Fig. 5. Downregulation of GCLC enhances the efficacy of ROS inducers in PDAC cells.

a, b Relative lipid ROS levels (a) and pH2AX (Ser139), cleaved caspase-3, and Ki-67 immunolabeling (b) of KPC orthotopic tumors under indicated treatments for 14 days (n = 5 orthotopic tumors per group). Scale bars, 50 µm. c, d Relative ROS levels in parental MiaPaCa-2 cells cultured in low (2.5 mM) or high (25 mM) glucose for 30 hours (c) and in MiaPaCa-2 cells transiently transfected with siRNAs (control non-targeting or against GCLC) cultured in low glucose conditions (d), followed by chemotherapy administration (gemcitabine (100 nM), oxaliplatin (1 µM), 5-FU (1 µM)) for an additional 16-18 hours (n = 3 independent experiments). e, Immunoblot of GCLC in GCLC^+/+ and GCLC^–/– MiaPaCa-2 PDAC cells and relative GSH levels under low glucose conditions (n = 3 independent experiments). f, Relative clonogenic growth of GCLC^+/+ and GCLC^–/– MiaPaCa-2 cells under indicated conditions and time intervals (n = 3 independent experiments). g–j Relative survival of GCLC^+/+ and GCLC^–/– cells treated with the indicated chemotherapeutic agents under low glucose conditions for five days (g, h) or alternative ROS-inducers under low serum conditions (2%) for four days (i, j) (n = 3 independent experiments). For these experiments, cells were cultured in media containing 2.5 mM glucose for 30 h prior treatment with indicated compounds. k The growth rates of GCLC^+/+ and GCLC^–/– MiaPaCa-2 xenografts with the indicated treatments (n = 5 mice per group). Immunolabeling of GCLC in tumors receiving vehicle are shown. Scale bars, 50 µm. Data are provided as mean ± s.d. (c–j) or mean ± s.e.m. (a, k). Pairwise comparisons were conducted using two-tailed, unpaired Student’s t-tests. Longitudinal mixed models were fit for tumor size growth, and time by treatment interactions were assessed (k, P = 2.28E⁻⁰⁹). Source data are provided as a Source Data file.

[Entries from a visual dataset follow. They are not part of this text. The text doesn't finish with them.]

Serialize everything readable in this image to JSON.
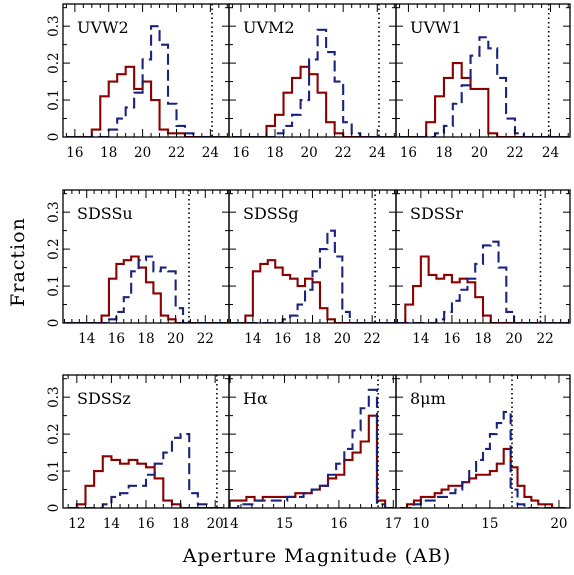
{
  "figure": {
    "ylabel": "Fraction",
    "xlabel": "Aperture Magnitude (AB)"
  },
  "colors": {
    "solid_series": "#8b0000",
    "dashed_series": "#1a237e",
    "axes": "#000000"
  },
  "chart_data": [
    {
      "type": "histogram",
      "label": "UVW2",
      "xlim": [
        15.3,
        25.1
      ],
      "ylim": [
        0,
        0.36
      ],
      "xticks": [
        16,
        18,
        20,
        22,
        24
      ],
      "yticks": [
        0,
        0.1,
        0.2,
        0.3
      ],
      "limit_line_x": 24.1,
      "bins": [
        15.5,
        16,
        16.5,
        17,
        17.5,
        18,
        18.5,
        19,
        19.5,
        20,
        20.5,
        21,
        21.5,
        22,
        22.5,
        23,
        23.5,
        24,
        24.5
      ],
      "bin_width": 0.5,
      "series": [
        {
          "style": "solid",
          "values": [
            0,
            0,
            0,
            0.02,
            0.11,
            0.15,
            0.17,
            0.19,
            0.13,
            0.15,
            0.1,
            0.02,
            0.01,
            0.01,
            0,
            0,
            0,
            0,
            0
          ]
        },
        {
          "style": "dashed",
          "values": [
            0,
            0,
            0,
            0,
            0,
            0.02,
            0.05,
            0.08,
            0.12,
            0.21,
            0.3,
            0.25,
            0.09,
            0.03,
            0.01,
            0,
            0,
            0,
            0
          ]
        }
      ]
    },
    {
      "type": "histogram",
      "label": "UVM2",
      "xlim": [
        15.3,
        25.1
      ],
      "ylim": [
        0,
        0.36
      ],
      "xticks": [
        16,
        18,
        20,
        22,
        24
      ],
      "yticks": [
        0,
        0.1,
        0.2,
        0.3
      ],
      "limit_line_x": 24.1,
      "bins": [
        15.5,
        16,
        16.5,
        17,
        17.5,
        18,
        18.5,
        19,
        19.5,
        20,
        20.5,
        21,
        21.5,
        22,
        22.5,
        23,
        23.5,
        24,
        24.5
      ],
      "bin_width": 0.5,
      "series": [
        {
          "style": "solid",
          "values": [
            0,
            0,
            0,
            0,
            0.03,
            0.06,
            0.12,
            0.16,
            0.19,
            0.17,
            0.12,
            0.04,
            0.01,
            0,
            0,
            0,
            0,
            0,
            0
          ]
        },
        {
          "style": "dashed",
          "values": [
            0,
            0,
            0,
            0,
            0,
            0.01,
            0.03,
            0.06,
            0.1,
            0.21,
            0.29,
            0.23,
            0.15,
            0.04,
            0.01,
            0,
            0,
            0,
            0
          ]
        }
      ]
    },
    {
      "type": "histogram",
      "label": "UVW1",
      "xlim": [
        15.3,
        25.1
      ],
      "ylim": [
        0,
        0.36
      ],
      "xticks": [
        16,
        18,
        20,
        22,
        24
      ],
      "yticks": [
        0,
        0.1,
        0.2,
        0.3
      ],
      "limit_line_x": 23.9,
      "bins": [
        15.5,
        16,
        16.5,
        17,
        17.5,
        18,
        18.5,
        19,
        19.5,
        20,
        20.5,
        21,
        21.5,
        22,
        22.5,
        23,
        23.5,
        24,
        24.5
      ],
      "bin_width": 0.5,
      "series": [
        {
          "style": "solid",
          "values": [
            0,
            0,
            0,
            0.04,
            0.11,
            0.16,
            0.2,
            0.16,
            0.13,
            0.13,
            0.01,
            0,
            0,
            0,
            0,
            0,
            0,
            0,
            0
          ]
        },
        {
          "style": "dashed",
          "values": [
            0,
            0,
            0,
            0,
            0.01,
            0.03,
            0.09,
            0.14,
            0.22,
            0.27,
            0.24,
            0.16,
            0.05,
            0.01,
            0,
            0,
            0,
            0,
            0
          ]
        }
      ]
    },
    {
      "type": "histogram",
      "label": "SDSSu",
      "xlim": [
        12.4,
        23.6
      ],
      "ylim": [
        0,
        0.36
      ],
      "xticks": [
        14,
        16,
        18,
        20,
        22
      ],
      "yticks": [
        0,
        0.1,
        0.2,
        0.3
      ],
      "limit_line_x": 20.9,
      "bins": [
        12.5,
        13,
        13.5,
        14,
        14.5,
        15,
        15.5,
        16,
        16.5,
        17,
        17.5,
        18,
        18.5,
        19,
        19.5,
        20,
        20.5,
        21,
        21.5,
        22,
        22.5,
        23
      ],
      "bin_width": 0.5,
      "series": [
        {
          "style": "solid",
          "values": [
            0,
            0,
            0,
            0,
            0,
            0.02,
            0.12,
            0.16,
            0.17,
            0.18,
            0.15,
            0.11,
            0.08,
            0.02,
            0.01,
            0,
            0,
            0,
            0,
            0,
            0,
            0
          ]
        },
        {
          "style": "dashed",
          "values": [
            0,
            0,
            0,
            0,
            0,
            0,
            0.01,
            0.03,
            0.07,
            0.14,
            0.17,
            0.18,
            0.14,
            0.15,
            0.14,
            0.04,
            0,
            0,
            0,
            0,
            0,
            0
          ]
        }
      ]
    },
    {
      "type": "histogram",
      "label": "SDSSg",
      "xlim": [
        12.4,
        23.6
      ],
      "ylim": [
        0,
        0.36
      ],
      "xticks": [
        14,
        16,
        18,
        20,
        22
      ],
      "yticks": [
        0,
        0.1,
        0.2,
        0.3
      ],
      "limit_line_x": 22.2,
      "bins": [
        12.5,
        13,
        13.5,
        14,
        14.5,
        15,
        15.5,
        16,
        16.5,
        17,
        17.5,
        18,
        18.5,
        19,
        19.5,
        20,
        20.5,
        21,
        21.5,
        22,
        22.5,
        23
      ],
      "bin_width": 0.5,
      "series": [
        {
          "style": "solid",
          "values": [
            0,
            0,
            0.02,
            0.14,
            0.16,
            0.17,
            0.15,
            0.13,
            0.12,
            0.1,
            0.12,
            0.11,
            0.04,
            0.01,
            0,
            0,
            0,
            0,
            0,
            0,
            0,
            0
          ]
        },
        {
          "style": "dashed",
          "values": [
            0,
            0,
            0,
            0,
            0,
            0,
            0,
            0.01,
            0.02,
            0.05,
            0.09,
            0.14,
            0.2,
            0.25,
            0.18,
            0.03,
            0,
            0,
            0,
            0,
            0,
            0
          ]
        }
      ]
    },
    {
      "type": "histogram",
      "label": "SDSSr",
      "xlim": [
        12.4,
        23.6
      ],
      "ylim": [
        0,
        0.36
      ],
      "xticks": [
        14,
        16,
        18,
        20,
        22
      ],
      "yticks": [
        0,
        0.1,
        0.2,
        0.3
      ],
      "limit_line_x": 21.7,
      "bins": [
        12.5,
        13,
        13.5,
        14,
        14.5,
        15,
        15.5,
        16,
        16.5,
        17,
        17.5,
        18,
        18.5,
        19,
        19.5,
        20,
        20.5,
        21,
        21.5,
        22,
        22.5,
        23
      ],
      "bin_width": 0.5,
      "series": [
        {
          "style": "solid",
          "values": [
            0,
            0.05,
            0.1,
            0.18,
            0.13,
            0.12,
            0.13,
            0.11,
            0.12,
            0.11,
            0.07,
            0.02,
            0,
            0,
            0,
            0,
            0,
            0,
            0,
            0,
            0,
            0
          ]
        },
        {
          "style": "dashed",
          "values": [
            0,
            0,
            0,
            0,
            0,
            0.01,
            0.03,
            0.06,
            0.09,
            0.12,
            0.16,
            0.21,
            0.22,
            0.15,
            0.03,
            0,
            0,
            0,
            0,
            0,
            0,
            0
          ]
        }
      ]
    },
    {
      "type": "histogram",
      "label": "SDSSz",
      "xlim": [
        11.2,
        20.8
      ],
      "ylim": [
        0,
        0.36
      ],
      "xticks": [
        12,
        14,
        16,
        18,
        20
      ],
      "yticks": [
        0,
        0.1,
        0.2,
        0.3
      ],
      "limit_line_x": 20.1,
      "bins": [
        11.5,
        12,
        12.5,
        13,
        13.5,
        14,
        14.5,
        15,
        15.5,
        16,
        16.5,
        17,
        17.5,
        18,
        18.5,
        19,
        19.5,
        20
      ],
      "bin_width": 0.5,
      "series": [
        {
          "style": "solid",
          "values": [
            0,
            0.01,
            0.06,
            0.1,
            0.14,
            0.13,
            0.12,
            0.13,
            0.12,
            0.11,
            0.08,
            0.02,
            0.01,
            0,
            0,
            0,
            0,
            0
          ]
        },
        {
          "style": "dashed",
          "values": [
            0,
            0,
            0,
            0,
            0.01,
            0.03,
            0.04,
            0.06,
            0.06,
            0.09,
            0.12,
            0.15,
            0.19,
            0.2,
            0.04,
            0.01,
            0,
            0
          ]
        }
      ]
    },
    {
      "type": "histogram",
      "label": "Hα",
      "xlim": [
        13.98,
        17.05
      ],
      "ylim": [
        0,
        0.36
      ],
      "xticks": [
        14,
        15,
        16,
        17
      ],
      "yticks": [
        0,
        0.1,
        0.2,
        0.3
      ],
      "limit_line_x": 16.72,
      "bins": [
        14,
        14.15,
        14.3,
        14.45,
        14.6,
        14.75,
        14.9,
        15.05,
        15.2,
        15.35,
        15.5,
        15.65,
        15.8,
        15.95,
        16.1,
        16.25,
        16.4,
        16.55,
        16.7,
        16.85
      ],
      "bin_width": 0.15,
      "series": [
        {
          "style": "solid",
          "values": [
            0.02,
            0.02,
            0.03,
            0.02,
            0.03,
            0.03,
            0.03,
            0.03,
            0.04,
            0.04,
            0.05,
            0.06,
            0.08,
            0.09,
            0.13,
            0.15,
            0.18,
            0.25,
            0.02,
            0
          ]
        },
        {
          "style": "dashed",
          "values": [
            0,
            0.01,
            0.01,
            0.02,
            0.02,
            0.02,
            0.02,
            0.03,
            0.03,
            0.04,
            0.05,
            0.06,
            0.09,
            0.12,
            0.16,
            0.21,
            0.27,
            0.32,
            0.01,
            0
          ]
        }
      ]
    },
    {
      "type": "histogram",
      "label": "8μm",
      "xlim": [
        8.2,
        20.8
      ],
      "ylim": [
        0,
        0.36
      ],
      "xticks": [
        10,
        15,
        20
      ],
      "yticks": [
        0,
        0.1,
        0.2,
        0.3
      ],
      "limit_line_x": 16.6,
      "bins": [
        8.5,
        9,
        9.5,
        10,
        10.5,
        11,
        11.5,
        12,
        12.5,
        13,
        13.5,
        14,
        14.5,
        15,
        15.5,
        16,
        16.5,
        17,
        17.5,
        18,
        18.5,
        19,
        19.5,
        20
      ],
      "bin_width": 0.5,
      "series": [
        {
          "style": "solid",
          "values": [
            0,
            0.01,
            0.02,
            0.03,
            0.03,
            0.04,
            0.05,
            0.06,
            0.06,
            0.07,
            0.08,
            0.09,
            0.09,
            0.1,
            0.12,
            0.16,
            0.11,
            0.06,
            0.03,
            0.02,
            0.01,
            0.01,
            0,
            0
          ]
        },
        {
          "style": "dashed",
          "values": [
            0,
            0,
            0.01,
            0.02,
            0.02,
            0.03,
            0.03,
            0.04,
            0.05,
            0.07,
            0.1,
            0.13,
            0.16,
            0.2,
            0.23,
            0.26,
            0.05,
            0.01,
            0,
            0,
            0,
            0,
            0,
            0
          ]
        }
      ]
    }
  ]
}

Fig. 6. Glutathione biosynthesis affects chemotherapy response.

a–f Relative survival of MiaPaCa-2 cells (a, c, e) and KPC cells (b, d, f) at the indicated conditions for five days. For experiments under low glucose conditions, cells were cultured in reduced glucose media for 30 hours prior to chemotherapy treatment. GSH (reduced glutathione, 4 mM), NAC (N-acetylcysteine, 1.5 mM), or BSO (L-Buthionine sulfoximine, at indicated concentration) was co-administered with chemotherapy (n = 3 independent experiments). g Survival of C57BL/6 J mice bearing KPC orthotopic tumors with the indicated treatments. The number of mice per group is indicated. h Depiction of the de novo glutathione synthesis pathway and the effects of glucose limitation and chemotherapy on cancer death. Survival distributions were estimated using Kaplan-Meier estimation and compared by log-rank tests (g). Data are provided as mean ± s.d. (a–f). Source data are provided as a Source Data file.